Le texte de la pétition ouvre sur cet « exposé des motifs » : « Arthur Rimbaud et Paul Verlaine sont deux poètes majeurs de notre langue. Ils ont enrichi par leur génie notre patrimoine. Ils sont aussi deux symboles de la diversité. Ils durent endurer « l’homophobie » implacable de leur époque. Ils sont les Oscar Wilde français. » Tout est dit. L’objectif est bien de faire entrer au Panthéon deux poètes connus pour avoir été amants et qui symbolisent donc le couple homosexuel rêvé pour la France émancipée de ce début de millénaire. Le reste de l’argumentation, que chacun peut lire sur le texte de la pétition n’est, pour le coup, que littérature, sous forme d’un savant habillage qui peut se retourner comme un gant. 

Pourquoi pas Baudelaire, Nerval ou Lautréamont ? 

Car enfin, que Rimbaud et Verlaine soient de grands poètes, nul ne le conteste. Mais au registre des « poètes maudits », pourquoi eux et pas Baudelaine, Nerval ou Lautréamont sinon, peut-on supposer, parce qu’ils n’étaient pas homosexuels ? Et lorsque la pétition vient arguer du fait que Rimbaud serait, contre son gré, prisonnier dans un caveau familial dont il faudrait le délivrer, reposant auprès de « son ennemi et usurpateur, Paterne Berrichon », on se sent autorisés à rappeler que Beaudelaire partage au cimetière Montparnasse la tombe de son beau-père détesté, le général Aupick… 

Comprenons nous bien : je ne vois aucune objection de principe à l’entrée au Panthéon de deux poètes homosexuels. Mais que ce soit là, d’évidence, le critère déterminant porté par les initiateurs de la démarche pose une vraie question. Les signataires de la tribune du Monde soulignent fort justement, qu’il y a là «une démarche sociétale, et non mémoriale, qui n’est pas dans la vocation du Panthéon». Depuis, la polémique fait rage par médias interposés. Sur le site du Point, le journaliste et essayiste Frédéric Martel qui figure parmi les signataires de la Lettre au Président de la République, entreprend de défendre la cause de la Panthéonisation. « Le Panthéon, explique-t-il, ne peut pas rester le monument des grands hommes politiques d’antan et des militaires ultradécorés. (2) Il doit représenter davantage la société française. C’est aussi pour cela qu’on y a fait rentrer Aimé Césaire ou Simone Veil. Le temps de Rimbaud et de Verlaine est venu. Y faire entrer deux poètes maudits, des dissidents, la bohème, le blasphème, c’est cela, la France. » (3)
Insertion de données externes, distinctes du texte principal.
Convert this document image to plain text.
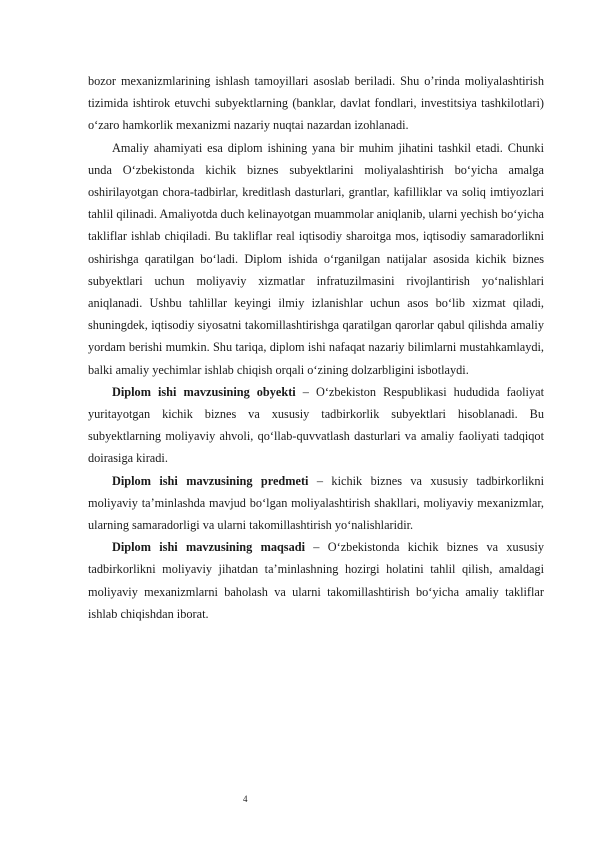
bozor mexanizmlarining ishlash tamoyillari asoslab beriladi. Shu o’rinda moliyalashtirish tizimida ishtirok etuvchi subyektlarning (banklar, davlat fondlari, investitsiya tashkilotlari) o‘zaro hamkorlik mexanizmi nazariy nuqtai nazardan izohlanadi.

Amaliy ahamiyati esa diplom ishining yana bir muhim jihatini tashkil etadi. Chunki unda O‘zbekistonda kichik biznes subyektlarini moliyalashtirish bo‘yicha amalga oshirilayotgan chora-tadbirlar, kreditlash dasturlari, grantlar, kafilliklar va soliq imtiyozlari tahlil qilinadi. Amaliyotda duch kelinayotgan muammolar aniqlanib, ularni yechish bo‘yicha takliflar ishlab chiqiladi. Bu takliflar real iqtisodiy sharoitga mos, iqtisodiy samaradorlikni oshirishga qaratilgan bo‘ladi. Diplom ishida o‘rganilgan natijalar asosida kichik biznes subyektlari uchun moliyaviy xizmatlar infratuzilmasini rivojlantirish yo‘nalishlari aniqlanadi. Ushbu tahlillar keyingi ilmiy izlanishlar uchun asos bo‘lib xizmat qiladi, shuningdek, iqtisodiy siyosatni takomillashtirishga qaratilgan qarorlar qabul qilishda amaliy yordam berishi mumkin. Shu tariqa, diplom ishi nafaqat nazariy bilimlarni mustahkamlaydi, balki amaliy yechimlar ishlab chiqish orqali o‘zining dolzarbligini isbotlaydi.

Diplom ishi mavzusining obyekti – O‘zbekiston Respublikasi hududida faoliyat yuritayotgan kichik biznes va xususiy tadbirkorlik subyektlari hisoblanadi. Bu subyektlarning moliyaviy ahvoli, qo‘llab-quvvatlash dasturlari va amaliy faoliyati tadqiqot doirasiga kiradi.

Diplom ishi mavzusining predmeti – kichik biznes va xususiy tadbirkorlikni moliyaviy ta’minlashda mavjud bo‘lgan moliyalashtirish shakllari, moliyaviy mexanizmlar, ularning samaradorligi va ularni takomillashtirish yo‘nalishlaridir.

Diplom ishi mavzusining maqsadi – O‘zbekistonda kichik biznes va xususiy tadbirkorlikni moliyaviy jihatdan ta’minlashning hozirgi holatini tahlil qilish, amaldagi moliyaviy mexanizmlarni baholash va ularni takomillashtirish bo‘yicha amaliy takliflar ishlab chiqishdan iborat.

4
Toute leur vie semble dire non au Panthéon.

Si d’aventure, on considérait – ce qui n’a jamais été signifié – que ce haut lieu de la République se doit impérativement de rendre compte de la « diversité », alors peut-être devrait-on commencer par changer l’inscription qui barre le fronton du monument et semble ne pas pouvoir faire la moindre place aux femmes « Aux grands hommes la patrie reconnaissante. » Mais là n’est pas l’essentiel. L’insupportable, en cette affaire, est l’instrumentalisation des deux poètes qui, par définition, n’ont rien demandé. Si Martel a raison de souligner que “toute leur œuvre“ dit leur homosexualité, ce que peu de monde conteste même s’ils furent en réalité bisexuels, les signataires de la tribune antipanthéonisation sont aussi légitimes à faire valoir que leur vie même de poètes maudits dit également une forme de rejet radical de tout ce qui peut ressembler de près ou de loin à une institution, une forme d’ordre, fussent-ils républicains.

On m’objectera que ce rejet tenait au contexte, à la nature de la société française du XIXe siècle, bien proche de celle qui, outre-Manche, envo

yait Oscar Wilde à la geôle de Reading. C’est cette société hypocrite et bourgeoise qu’ils méprisaient. Leur ouvrir largement les portes du Panthéon porterait témoignage que les temps ont définitivement changé et qu’ils n’auraient plus de raison, s’ils vivaient aujourd’hui, de se comporter en rebelles à l’égard d’un pays devenu ouvert, tolérant et généreux à l’égard des homosexuels. Sincèrement, imagine-t-on Arthur Rimbaud et Paul Verlaine se marier à la mairie du XVe avant d’aller recevoir la Légion d’honneur sous les ors de l’Elysée ?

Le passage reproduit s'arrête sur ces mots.